Winston Churchill said, “The only statistics you can trust are those you falsified yourself.” Unreliable statistics make it hard to know how many people die each year due to medication errors. How many more are taking harmful drug combinations or the wrong doses? The numbers are elusive because medical professionals don’t want to showcase errors and consumers may not realize their mistakes.
Yet, errors happen many ways and at different points.
It’s like the telephone game where people take turns whispering a message into the ear of the next person in line. When the last person speaks the message out loud, it has changed along the way. It’s a game that teaches how important details get altered when passed from person to person. The same is true as medication moves through production, packaging, labelling, dispensing, and use. It’s no game, and mistakes happen.
Doctors, nurses, and pharmacists are stretched thin. It used to be dangerous when handwritten notes in patient files were illegible. Now errors can occur from a typo. A shift change by nurses elevates risk.
Some medical tragedies from mixed up medications are impossible to miss. Heartbreaking cases of infants administered the wrong medication are more common than you might imagine. So are situations where an elderly patient dies after being given the wrong drug or the wrong dose.
Accepting that “to err is human,” most hospitals, pharmacies, and care homes have layers upon layers of seemingly foolproof protocols, protections, and checks. But still, when people get tired, stretched, or sloppy, the best safety measures are not enough.
Medication mistakes are frequently called into poison control centres by consumers at home. What are the common crises? Husbands have taken their wives pills. People take their medication twice. Parents can’t tell how much medication they’ve succeeded in getting down the throat of a screaming child. Hundreds of thousands of these situations occur every year.

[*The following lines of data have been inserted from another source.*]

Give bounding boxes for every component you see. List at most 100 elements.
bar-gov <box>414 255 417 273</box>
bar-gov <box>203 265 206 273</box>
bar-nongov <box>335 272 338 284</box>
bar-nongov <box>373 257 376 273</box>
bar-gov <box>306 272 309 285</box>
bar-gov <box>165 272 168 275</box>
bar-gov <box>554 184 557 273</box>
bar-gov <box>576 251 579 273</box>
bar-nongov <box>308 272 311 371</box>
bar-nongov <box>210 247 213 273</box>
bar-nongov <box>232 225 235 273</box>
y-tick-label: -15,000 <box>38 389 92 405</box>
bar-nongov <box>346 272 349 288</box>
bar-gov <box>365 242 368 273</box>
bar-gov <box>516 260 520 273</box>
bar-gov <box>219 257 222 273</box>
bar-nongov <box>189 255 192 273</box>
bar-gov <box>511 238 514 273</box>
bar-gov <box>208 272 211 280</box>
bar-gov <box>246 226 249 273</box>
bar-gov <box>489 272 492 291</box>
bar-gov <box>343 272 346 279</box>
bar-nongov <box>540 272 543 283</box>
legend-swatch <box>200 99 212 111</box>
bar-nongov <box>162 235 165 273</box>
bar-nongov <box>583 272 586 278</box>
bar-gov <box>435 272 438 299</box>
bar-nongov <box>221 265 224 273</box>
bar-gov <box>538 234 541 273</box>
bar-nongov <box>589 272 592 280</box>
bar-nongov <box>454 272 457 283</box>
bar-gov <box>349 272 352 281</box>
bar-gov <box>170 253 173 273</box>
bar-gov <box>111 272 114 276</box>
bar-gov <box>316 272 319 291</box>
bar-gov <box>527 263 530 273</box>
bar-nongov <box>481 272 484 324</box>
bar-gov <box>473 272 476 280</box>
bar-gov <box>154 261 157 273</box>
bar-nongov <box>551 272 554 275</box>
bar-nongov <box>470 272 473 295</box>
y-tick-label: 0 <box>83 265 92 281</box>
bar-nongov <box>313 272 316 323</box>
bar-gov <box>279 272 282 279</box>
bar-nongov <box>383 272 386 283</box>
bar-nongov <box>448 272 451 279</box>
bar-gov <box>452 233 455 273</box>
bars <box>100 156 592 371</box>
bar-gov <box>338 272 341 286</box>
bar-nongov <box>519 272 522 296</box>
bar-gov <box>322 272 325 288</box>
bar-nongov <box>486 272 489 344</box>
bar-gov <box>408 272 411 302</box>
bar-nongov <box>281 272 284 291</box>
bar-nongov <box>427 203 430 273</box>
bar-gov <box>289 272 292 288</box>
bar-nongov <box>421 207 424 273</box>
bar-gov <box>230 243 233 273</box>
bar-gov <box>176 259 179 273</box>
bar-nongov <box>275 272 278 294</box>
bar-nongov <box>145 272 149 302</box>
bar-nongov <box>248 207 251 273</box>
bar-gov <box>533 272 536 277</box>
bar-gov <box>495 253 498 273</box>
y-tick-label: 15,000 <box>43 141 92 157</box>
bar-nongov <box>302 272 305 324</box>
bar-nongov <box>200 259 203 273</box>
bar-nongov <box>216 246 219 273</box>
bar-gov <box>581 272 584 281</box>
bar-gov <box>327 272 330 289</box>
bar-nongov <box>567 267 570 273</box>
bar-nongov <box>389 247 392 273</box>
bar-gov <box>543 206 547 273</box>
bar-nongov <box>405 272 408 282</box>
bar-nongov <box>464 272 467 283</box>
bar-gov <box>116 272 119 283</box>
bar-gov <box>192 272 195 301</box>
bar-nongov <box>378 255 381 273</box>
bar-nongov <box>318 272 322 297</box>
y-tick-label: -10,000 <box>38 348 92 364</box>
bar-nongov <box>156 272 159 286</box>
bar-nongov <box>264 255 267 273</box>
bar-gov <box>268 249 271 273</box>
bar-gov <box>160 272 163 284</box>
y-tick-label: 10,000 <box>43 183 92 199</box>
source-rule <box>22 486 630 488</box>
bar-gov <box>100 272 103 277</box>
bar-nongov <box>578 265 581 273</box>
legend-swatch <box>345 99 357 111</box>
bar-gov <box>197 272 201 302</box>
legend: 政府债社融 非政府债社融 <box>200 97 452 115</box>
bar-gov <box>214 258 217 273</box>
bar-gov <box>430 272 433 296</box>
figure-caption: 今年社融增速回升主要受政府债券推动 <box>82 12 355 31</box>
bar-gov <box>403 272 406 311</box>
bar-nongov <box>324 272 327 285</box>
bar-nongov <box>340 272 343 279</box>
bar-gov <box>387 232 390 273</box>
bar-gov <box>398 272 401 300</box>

Labeling and dosage instructions can be confusing, and the print too small to read. Common abbreviations are among the cause of some errors. Micrograms (µg) can be mistaken for milligrams (mg) leading to an overdose. The Latin abbreviation for every day (Q.D.) can be confused with the shortform for every other day (Q.O.D.)
It’s challenging enough when dealing with only one medication. When multiple medications are used it gets more complicated. How many readers engage in “polypharmacy”? It can refer to getting medications from more than one pharmacy or using more than one medication to treat a single problem. But most commonly, polypharmacy refers to the use of five or more medications at the same time.
This is not the time for complacency. You are not being rude by asking questions. You should ask for clarification until you understand completely. Take all your medications with you – or an accurate list of them with the doses you are using – to every visit with a healthcare practitioner. Use only one pharmacy. Communicate any effects of changes in medications. Dispose of old medication correctly.
If you or someone you know struggles to manage the timing and dosages of medications, reach out for assistance. A recent survey found that over two-thirds of low-income individuals taking medications daily are not taking them properly. They tend not to tell their doctor or they don’t have someone available to answer their questions. We can do better to help.
The safest way to avoid medication errors is comparatively easy. Do everything you can to avoid getting sick. It was Hippocrates, the Father of Medicine, who said, “The greatest medicine of all is teaching people how not to need it.”